Q&A: Conor Oberst

The Bright Eyes leader drops knowledge on Rasta philosophy and getting superhigh at Disneyland

Conor Oberst on Day 2 of the Folk at Austin City Limits Music Festival, October 9th, 2010 in Austin, Texas. Credit: Anna Webber/WireImage/Getty

CONOR OBERST IS NO LONGER LIVING LIKE a nomad — after a couple of years of end­less road trips, he's now semisettled, splitting his time between New York and his native Omaha, Nebraska. But he's as restless as ever: With its electronic flourishes and pop hooks, his seventh Bright Eyes album, The People's Key, veers sharply away from the comfy Americana of his last few releases — and gets seriously weird with spoken-word bits by a biker pal who thinks there were reptilian aliens in the Garden of Eden. "It's always just a matter of trying to stay interested in what we're doing," says Oberst — who has also retreated from his 2009 pronouncement that this would be the final Bright Eyes album: "I'm definitely not making it official."

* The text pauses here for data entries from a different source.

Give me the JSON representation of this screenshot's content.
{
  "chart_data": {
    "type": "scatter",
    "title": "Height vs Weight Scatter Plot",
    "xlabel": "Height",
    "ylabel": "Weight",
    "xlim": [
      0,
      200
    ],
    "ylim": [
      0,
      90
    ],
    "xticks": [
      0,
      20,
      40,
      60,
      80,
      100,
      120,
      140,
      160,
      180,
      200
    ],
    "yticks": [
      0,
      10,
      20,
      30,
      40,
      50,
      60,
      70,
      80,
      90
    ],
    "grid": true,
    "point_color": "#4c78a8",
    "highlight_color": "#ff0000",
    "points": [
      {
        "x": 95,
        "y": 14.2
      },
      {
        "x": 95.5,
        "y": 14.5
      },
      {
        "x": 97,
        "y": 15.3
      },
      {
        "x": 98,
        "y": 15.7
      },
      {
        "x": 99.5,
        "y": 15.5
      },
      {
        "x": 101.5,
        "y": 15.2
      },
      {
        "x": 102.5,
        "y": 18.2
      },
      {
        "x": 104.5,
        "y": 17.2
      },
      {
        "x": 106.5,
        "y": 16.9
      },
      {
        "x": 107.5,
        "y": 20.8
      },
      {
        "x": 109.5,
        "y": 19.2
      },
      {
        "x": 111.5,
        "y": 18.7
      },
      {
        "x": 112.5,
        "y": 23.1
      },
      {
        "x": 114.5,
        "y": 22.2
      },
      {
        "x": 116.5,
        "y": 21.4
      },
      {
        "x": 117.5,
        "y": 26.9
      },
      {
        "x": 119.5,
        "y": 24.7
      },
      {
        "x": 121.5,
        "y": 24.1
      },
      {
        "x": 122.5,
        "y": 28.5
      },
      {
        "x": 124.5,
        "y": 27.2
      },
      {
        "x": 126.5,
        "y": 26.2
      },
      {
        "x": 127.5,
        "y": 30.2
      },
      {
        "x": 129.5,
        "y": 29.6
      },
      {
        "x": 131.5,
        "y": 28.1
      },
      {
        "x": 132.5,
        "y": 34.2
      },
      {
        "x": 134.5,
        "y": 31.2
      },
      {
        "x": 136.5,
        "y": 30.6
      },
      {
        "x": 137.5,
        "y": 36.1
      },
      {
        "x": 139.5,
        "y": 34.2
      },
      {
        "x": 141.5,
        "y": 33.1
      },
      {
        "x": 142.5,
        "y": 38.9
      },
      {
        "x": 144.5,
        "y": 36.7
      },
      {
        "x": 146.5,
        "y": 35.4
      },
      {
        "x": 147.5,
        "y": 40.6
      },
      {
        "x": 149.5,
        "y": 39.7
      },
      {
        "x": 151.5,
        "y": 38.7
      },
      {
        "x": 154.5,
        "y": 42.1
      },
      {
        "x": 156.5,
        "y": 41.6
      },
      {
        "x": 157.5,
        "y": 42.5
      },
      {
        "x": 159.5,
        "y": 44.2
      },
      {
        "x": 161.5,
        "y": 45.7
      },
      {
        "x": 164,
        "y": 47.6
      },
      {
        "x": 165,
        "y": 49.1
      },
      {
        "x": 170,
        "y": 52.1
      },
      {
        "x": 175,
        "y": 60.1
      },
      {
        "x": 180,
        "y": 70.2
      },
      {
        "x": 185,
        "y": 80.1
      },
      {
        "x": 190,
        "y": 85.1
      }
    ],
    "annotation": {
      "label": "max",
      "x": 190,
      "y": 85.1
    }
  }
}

Is the lyric "I do my best to sleep through the caterwaul/The classicists, the posturing avant-garde" about finding it hard to relate to the current state of music?
I find it hard to relate to everything, music includ­ed. The older I get, the more I feel like I must be in the minority as far as how I think about the world. The people who make the most noise are peo­ple I don't relate to at all. There's obviously like-minded people I out there, but they're harder to find.

Can you really re­late to the stuff your mystic biker friend says on your record?
I like that fine line between too far gone and completely genius. When he talks about how universes stay in balance, that's as good an explanation as accepted established religions.

Why did you abandon the rootsiness of your past couple of albums?
I got kind of worn out on it. I find the idea of genre repressive as a person who just wants to make music and explore and do the most inspired things I can. I think about satellite radio, where every station is like this superspecific thing, and I don't know why you'd want to listen to the same idea over and over again.

What about Pandora, where you can listen all day to songs that sound like some other song?
Yeah, it's like an algorithm or whatever. Isn't that just real­ly sad?

Where do all the references to Rastafarianism on this album come from?
Well, I definitely like listening to reggae — one artist I got turned on to recently is this woman Hortense Ellis, and I love Jimmy Cliff and Burning Spear — but I think that so much of what they think about is relevant to the broader climate that we are in right now.

It's hard to argue with their choice of sacrament.
Yeah [laughs]. Exactly. And just the idea of oneness and the fact that we need each other and the power of music and the power of community.

How about actually playing reggae?
Sometimes we do parody versions of our songs in practice with reggae beats for our own entertainment, but no. There have been bands that have incorporated those rhythms and mu­sical motifs into their music successfully — the Clash, obviously, even the Police — but that's not something that I'm really comfortable doing [laughs].

The song "Beginner's Mind" obviously refers to Buddhism.
That song is actually sort of dedicated to my friend Jim James — it's a tribute to his spirit. He got into some of that [Buddhist] stuff, and we would talk about it a lot, just the idea that every time you go into an artistic endeavor you need to try to start from zero again and throw out the things you've learned and your preconceptions and start new.

In one song, you seem to be singing about the Haunted Mansion at Disneyland. Are you a big fan?
I like Disneyland — I actually went there one time with Jenny Lewis and [the Post­al Service's] Jimmy Tamborello. That remains one of my fondest memories.

Were you guys superhigh or some­thing?
Yeah [laughs]. There were definitely some mo­ments of freaking out.